Paper No. 5
Presentation Time: 9:20 AM
THE EFFECTS OF FAULT-INDUCED STRESS ANISOTROPY ON FRACTURING, FOLDING AND SILL EMPLACEMENT: A STUDY OF THE BOWIE NO. 2 COAL MINE, SOUTHERN PICEANCE BASIN, WESTERN COLORADO
A reverse-reactivated, penecontemporaneous fault is associated with several unusual geological phenomena, including rotated cleat (fracture) orientations, changing fault mode, and a footwall kink band fold. The fault caused an abrupt revision in long-term mine plans, the closure of two major entries, and several roof and rib failures. Mapping of >600 face cleat orientations show that cleat formation was affected by fault-induced stress anisotropy within 60 m of the fault. Several non-regional cleat domains in the fault-perturbed stress zone may have formed during distinct paleoslip events, with areas of scatter occurring where slip events overlapped.
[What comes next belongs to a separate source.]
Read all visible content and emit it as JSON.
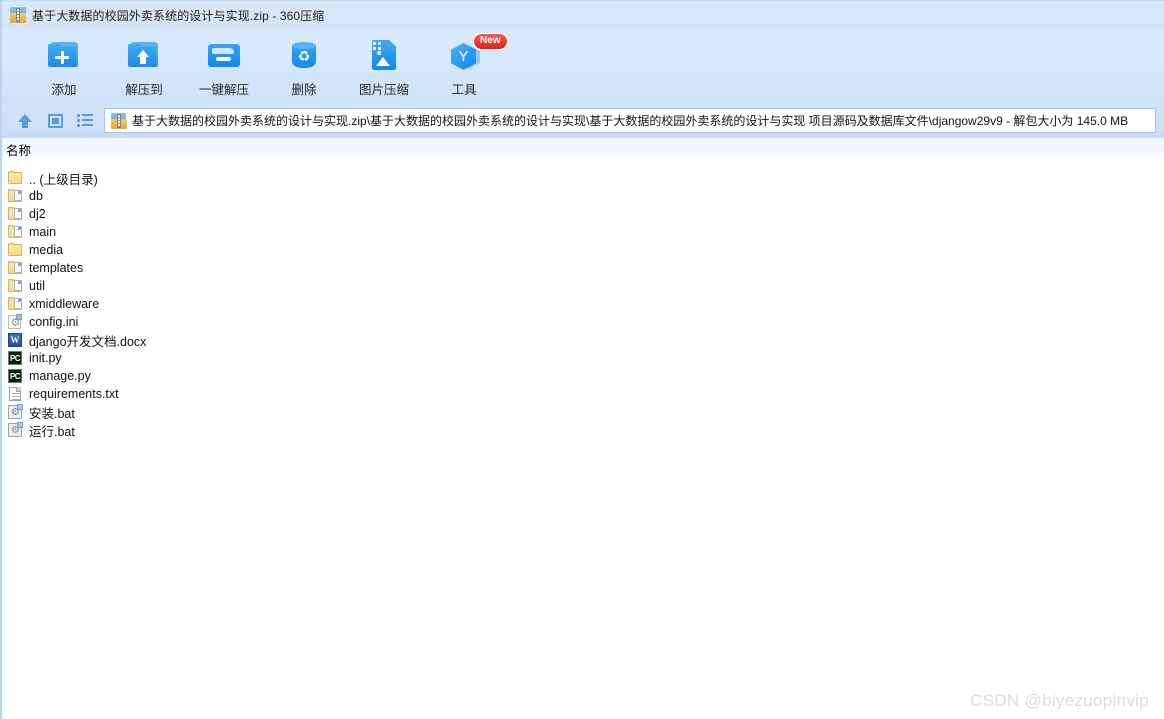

Reverse reactivation of the fault appears to be localized adjacent to a synclinal footwall kink band fold. An apparent correlation between areas of reverse offset (where reactivated reverse slip > initial normal slip) and the footwall fold suggests that either the fold was generated by a sharp fault slip gradient, or fold propagation was the dominant mechanism in fault reactivation. In addition, igneous sills intruded into three Bowie coal seams display irregular isopach contours that steepen near and subparallel preexisting normal faults. Where fault stress shadows and extensive fault-related fracture sets favored sill propagation, reaching a thickness of 6 m in one fault zone.